Along these lines, the Bible teaches us some pretty hard truths.  Apart from Jesus we are:
Dead in sin (Eph 2.3).
Lovers of darkness (John 3.19-20)
Haters of light (John 3.19-20)
Hard like stone (Ez 36.26, Eph 4.18)
Unable to love or submit to God (Rom 8.7-8)

What does all of that mean?  We might look pretty on the outside – like white washed tombs (Matt 23.27-28).  We might put on a good, moralistic act, but it is with wicked and selfish motives.  We all sin, and we will all continue to sin because it is our nature (1 John 1.8).

We all need Jesus.  I need Jesus.  You need Jesus.  Trump and Hillary need Jesus.  ISIS needs Jesus.  The answer is not to go in and wipe “them” out.  There is always someone else who is wicked to replace “them”.  But to see “them” fundamentally changed will save their souls and change their impact on their worlds.

Jesus found Paul – the foremost persecutor (read:  murderer) of the Church and changed him from the core, making him into the world’s most dynamic missionary and teacher.  If God can change and use Paul, He can change and use ISIS.  He can change and use Hillary.  He can change and use Trump.  He can change and use you and me.  There are, in fact, fairly regular reports of Muslims and radical extremists coming to faith and proclaiming Jesus.  Such are those who were murdered this weekend.

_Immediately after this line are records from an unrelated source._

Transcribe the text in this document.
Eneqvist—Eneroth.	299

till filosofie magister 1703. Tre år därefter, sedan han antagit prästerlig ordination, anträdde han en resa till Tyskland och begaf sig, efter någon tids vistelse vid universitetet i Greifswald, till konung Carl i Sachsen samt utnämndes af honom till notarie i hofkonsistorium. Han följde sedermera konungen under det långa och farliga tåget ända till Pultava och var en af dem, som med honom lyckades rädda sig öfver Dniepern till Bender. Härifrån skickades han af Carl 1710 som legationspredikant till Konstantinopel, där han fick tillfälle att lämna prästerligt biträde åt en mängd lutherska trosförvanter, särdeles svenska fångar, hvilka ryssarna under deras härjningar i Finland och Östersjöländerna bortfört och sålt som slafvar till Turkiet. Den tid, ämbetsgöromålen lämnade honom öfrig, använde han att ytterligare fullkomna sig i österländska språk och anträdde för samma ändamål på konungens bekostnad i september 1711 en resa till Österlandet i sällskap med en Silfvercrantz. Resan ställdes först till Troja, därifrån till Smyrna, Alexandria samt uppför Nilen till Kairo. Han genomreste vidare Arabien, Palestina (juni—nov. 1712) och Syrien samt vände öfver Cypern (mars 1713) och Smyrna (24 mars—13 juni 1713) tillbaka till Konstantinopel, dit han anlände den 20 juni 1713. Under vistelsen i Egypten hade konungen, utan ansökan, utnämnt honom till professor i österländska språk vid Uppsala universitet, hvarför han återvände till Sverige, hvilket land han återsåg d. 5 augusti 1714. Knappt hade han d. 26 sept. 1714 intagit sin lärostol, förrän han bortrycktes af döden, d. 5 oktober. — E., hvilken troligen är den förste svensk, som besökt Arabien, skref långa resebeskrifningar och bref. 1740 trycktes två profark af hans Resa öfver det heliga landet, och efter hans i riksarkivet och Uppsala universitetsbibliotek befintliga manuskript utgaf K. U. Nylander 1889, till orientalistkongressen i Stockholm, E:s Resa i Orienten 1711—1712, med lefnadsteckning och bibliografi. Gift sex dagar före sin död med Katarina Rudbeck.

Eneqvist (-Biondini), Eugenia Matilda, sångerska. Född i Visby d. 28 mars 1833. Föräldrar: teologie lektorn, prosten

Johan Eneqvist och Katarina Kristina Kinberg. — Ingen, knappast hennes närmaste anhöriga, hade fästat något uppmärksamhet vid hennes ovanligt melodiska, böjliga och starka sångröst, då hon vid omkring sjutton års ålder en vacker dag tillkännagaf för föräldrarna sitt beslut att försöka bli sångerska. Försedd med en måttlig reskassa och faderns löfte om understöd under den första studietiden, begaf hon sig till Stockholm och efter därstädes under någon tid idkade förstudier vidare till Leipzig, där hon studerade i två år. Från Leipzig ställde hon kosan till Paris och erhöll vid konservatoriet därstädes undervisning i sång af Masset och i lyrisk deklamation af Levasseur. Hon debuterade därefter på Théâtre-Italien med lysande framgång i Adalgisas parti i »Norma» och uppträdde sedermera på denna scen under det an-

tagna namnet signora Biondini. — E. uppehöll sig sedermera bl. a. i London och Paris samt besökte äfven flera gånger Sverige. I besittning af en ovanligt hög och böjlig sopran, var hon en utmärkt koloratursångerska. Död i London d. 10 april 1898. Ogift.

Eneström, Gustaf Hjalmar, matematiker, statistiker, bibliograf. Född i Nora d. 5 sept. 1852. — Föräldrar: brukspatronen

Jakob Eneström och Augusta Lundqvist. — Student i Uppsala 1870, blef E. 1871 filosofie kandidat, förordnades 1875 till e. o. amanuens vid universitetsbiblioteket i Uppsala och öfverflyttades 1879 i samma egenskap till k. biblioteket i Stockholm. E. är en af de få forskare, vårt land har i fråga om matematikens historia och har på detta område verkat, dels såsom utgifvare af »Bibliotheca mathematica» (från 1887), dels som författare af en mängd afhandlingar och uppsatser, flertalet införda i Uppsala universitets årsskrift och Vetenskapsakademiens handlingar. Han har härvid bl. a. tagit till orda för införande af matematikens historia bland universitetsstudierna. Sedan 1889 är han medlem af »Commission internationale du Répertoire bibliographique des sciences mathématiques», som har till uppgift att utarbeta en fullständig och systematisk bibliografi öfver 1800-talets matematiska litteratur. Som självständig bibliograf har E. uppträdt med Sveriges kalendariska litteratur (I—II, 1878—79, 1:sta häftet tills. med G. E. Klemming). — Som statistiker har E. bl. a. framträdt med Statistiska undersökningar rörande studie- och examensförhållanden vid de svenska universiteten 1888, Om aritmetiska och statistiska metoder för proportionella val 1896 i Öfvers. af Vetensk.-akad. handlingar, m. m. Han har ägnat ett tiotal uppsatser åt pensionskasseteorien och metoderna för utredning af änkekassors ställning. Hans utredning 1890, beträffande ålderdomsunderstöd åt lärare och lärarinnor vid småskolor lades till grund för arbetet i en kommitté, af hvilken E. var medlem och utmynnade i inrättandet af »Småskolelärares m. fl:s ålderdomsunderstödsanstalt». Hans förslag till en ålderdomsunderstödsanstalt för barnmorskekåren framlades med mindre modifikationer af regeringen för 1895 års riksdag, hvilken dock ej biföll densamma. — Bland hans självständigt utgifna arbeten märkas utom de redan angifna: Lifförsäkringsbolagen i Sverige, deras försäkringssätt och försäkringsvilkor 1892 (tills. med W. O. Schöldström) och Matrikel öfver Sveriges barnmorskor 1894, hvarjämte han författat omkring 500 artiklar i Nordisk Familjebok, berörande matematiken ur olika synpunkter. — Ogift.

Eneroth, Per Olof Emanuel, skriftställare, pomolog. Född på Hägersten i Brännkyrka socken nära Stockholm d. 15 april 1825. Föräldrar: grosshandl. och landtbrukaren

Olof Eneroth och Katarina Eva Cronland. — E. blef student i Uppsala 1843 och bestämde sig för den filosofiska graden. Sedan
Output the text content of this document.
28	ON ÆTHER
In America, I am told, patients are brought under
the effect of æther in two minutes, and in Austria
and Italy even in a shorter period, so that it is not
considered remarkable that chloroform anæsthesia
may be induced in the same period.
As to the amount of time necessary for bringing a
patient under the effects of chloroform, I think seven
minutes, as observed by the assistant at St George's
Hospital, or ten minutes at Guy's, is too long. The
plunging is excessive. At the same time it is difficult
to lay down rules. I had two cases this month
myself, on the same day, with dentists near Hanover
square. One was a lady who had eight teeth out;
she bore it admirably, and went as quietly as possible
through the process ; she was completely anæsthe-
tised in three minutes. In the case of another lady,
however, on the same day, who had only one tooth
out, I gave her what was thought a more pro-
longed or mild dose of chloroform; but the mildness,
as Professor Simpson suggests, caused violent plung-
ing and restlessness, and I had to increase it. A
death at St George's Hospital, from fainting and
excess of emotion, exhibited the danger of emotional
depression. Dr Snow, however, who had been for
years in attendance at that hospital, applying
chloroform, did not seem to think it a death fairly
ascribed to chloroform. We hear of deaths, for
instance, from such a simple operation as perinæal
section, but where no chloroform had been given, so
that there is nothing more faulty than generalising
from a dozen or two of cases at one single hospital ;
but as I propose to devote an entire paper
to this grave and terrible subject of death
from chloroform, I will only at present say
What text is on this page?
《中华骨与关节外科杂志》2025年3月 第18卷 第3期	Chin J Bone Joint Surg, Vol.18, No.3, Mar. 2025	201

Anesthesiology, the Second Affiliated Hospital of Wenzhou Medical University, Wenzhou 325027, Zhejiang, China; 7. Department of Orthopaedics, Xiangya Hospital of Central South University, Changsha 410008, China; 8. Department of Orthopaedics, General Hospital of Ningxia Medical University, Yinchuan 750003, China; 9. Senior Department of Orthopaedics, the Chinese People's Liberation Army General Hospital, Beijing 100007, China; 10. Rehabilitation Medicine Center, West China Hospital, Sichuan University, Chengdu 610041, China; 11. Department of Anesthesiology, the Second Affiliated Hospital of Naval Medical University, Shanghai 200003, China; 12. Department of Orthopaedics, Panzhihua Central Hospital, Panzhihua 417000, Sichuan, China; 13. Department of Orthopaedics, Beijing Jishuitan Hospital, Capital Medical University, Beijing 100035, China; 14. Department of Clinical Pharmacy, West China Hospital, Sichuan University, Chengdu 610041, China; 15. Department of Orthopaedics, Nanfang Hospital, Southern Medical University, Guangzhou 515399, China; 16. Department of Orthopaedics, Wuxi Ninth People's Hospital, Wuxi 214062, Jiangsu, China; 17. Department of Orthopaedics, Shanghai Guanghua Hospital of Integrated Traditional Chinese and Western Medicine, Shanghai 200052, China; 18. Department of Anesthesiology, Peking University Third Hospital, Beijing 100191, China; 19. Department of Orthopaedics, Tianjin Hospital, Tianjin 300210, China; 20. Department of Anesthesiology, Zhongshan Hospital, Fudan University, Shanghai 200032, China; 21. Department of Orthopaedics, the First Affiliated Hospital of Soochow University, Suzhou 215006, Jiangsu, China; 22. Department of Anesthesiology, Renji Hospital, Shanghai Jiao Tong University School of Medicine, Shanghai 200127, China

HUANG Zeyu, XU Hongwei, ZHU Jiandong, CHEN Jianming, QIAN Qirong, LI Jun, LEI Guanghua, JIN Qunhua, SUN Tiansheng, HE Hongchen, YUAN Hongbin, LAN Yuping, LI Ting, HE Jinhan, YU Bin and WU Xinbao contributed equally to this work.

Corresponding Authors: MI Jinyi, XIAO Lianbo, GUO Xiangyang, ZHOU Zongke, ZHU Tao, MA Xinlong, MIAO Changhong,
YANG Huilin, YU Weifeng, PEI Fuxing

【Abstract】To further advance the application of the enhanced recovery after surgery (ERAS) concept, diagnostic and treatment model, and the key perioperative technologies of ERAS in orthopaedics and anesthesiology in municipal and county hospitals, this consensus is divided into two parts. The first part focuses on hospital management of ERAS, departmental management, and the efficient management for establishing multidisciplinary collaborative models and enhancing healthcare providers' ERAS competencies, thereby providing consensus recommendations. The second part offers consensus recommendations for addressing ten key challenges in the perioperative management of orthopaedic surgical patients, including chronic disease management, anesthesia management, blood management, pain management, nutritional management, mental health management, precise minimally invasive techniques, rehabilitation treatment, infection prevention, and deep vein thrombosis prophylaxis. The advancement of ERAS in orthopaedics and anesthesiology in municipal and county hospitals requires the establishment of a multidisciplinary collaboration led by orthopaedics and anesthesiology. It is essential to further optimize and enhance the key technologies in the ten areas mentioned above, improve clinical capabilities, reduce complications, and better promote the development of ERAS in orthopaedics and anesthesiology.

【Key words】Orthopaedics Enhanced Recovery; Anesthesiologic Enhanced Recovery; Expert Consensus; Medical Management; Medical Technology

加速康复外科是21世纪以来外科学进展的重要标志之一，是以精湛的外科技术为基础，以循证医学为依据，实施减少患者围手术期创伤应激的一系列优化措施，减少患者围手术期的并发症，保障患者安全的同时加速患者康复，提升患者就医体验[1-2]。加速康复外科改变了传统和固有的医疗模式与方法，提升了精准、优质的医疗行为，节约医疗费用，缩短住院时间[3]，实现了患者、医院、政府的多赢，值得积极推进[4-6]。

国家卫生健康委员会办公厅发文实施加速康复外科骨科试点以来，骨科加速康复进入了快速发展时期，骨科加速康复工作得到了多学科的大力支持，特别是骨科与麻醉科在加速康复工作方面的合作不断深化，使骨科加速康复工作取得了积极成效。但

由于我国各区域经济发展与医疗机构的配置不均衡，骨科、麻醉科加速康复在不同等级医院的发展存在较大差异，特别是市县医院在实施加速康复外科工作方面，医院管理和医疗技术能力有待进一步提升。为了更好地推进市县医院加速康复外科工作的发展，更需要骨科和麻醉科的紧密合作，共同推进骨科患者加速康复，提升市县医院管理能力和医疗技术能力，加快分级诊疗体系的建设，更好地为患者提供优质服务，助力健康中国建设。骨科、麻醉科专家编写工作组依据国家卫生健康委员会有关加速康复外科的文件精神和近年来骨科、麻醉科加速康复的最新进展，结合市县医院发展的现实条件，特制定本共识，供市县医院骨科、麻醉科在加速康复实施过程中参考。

We spend so much time trying to separate our church and state, but the reality is that Jesus is the only hope for the state.  Even if we solve immigration, balance out our taxes and health care, and live at peace with the world, we are all still sinners and headed to an eternity of judgment and damnation.  If we, however, confess our sins and turn to God for salvation through Jesus, we will be saved eternally and enabled to die to our sins and our love one another.  We will be able to put one another first and see true and real peace.  We will be able to love.  Jesus is the answer.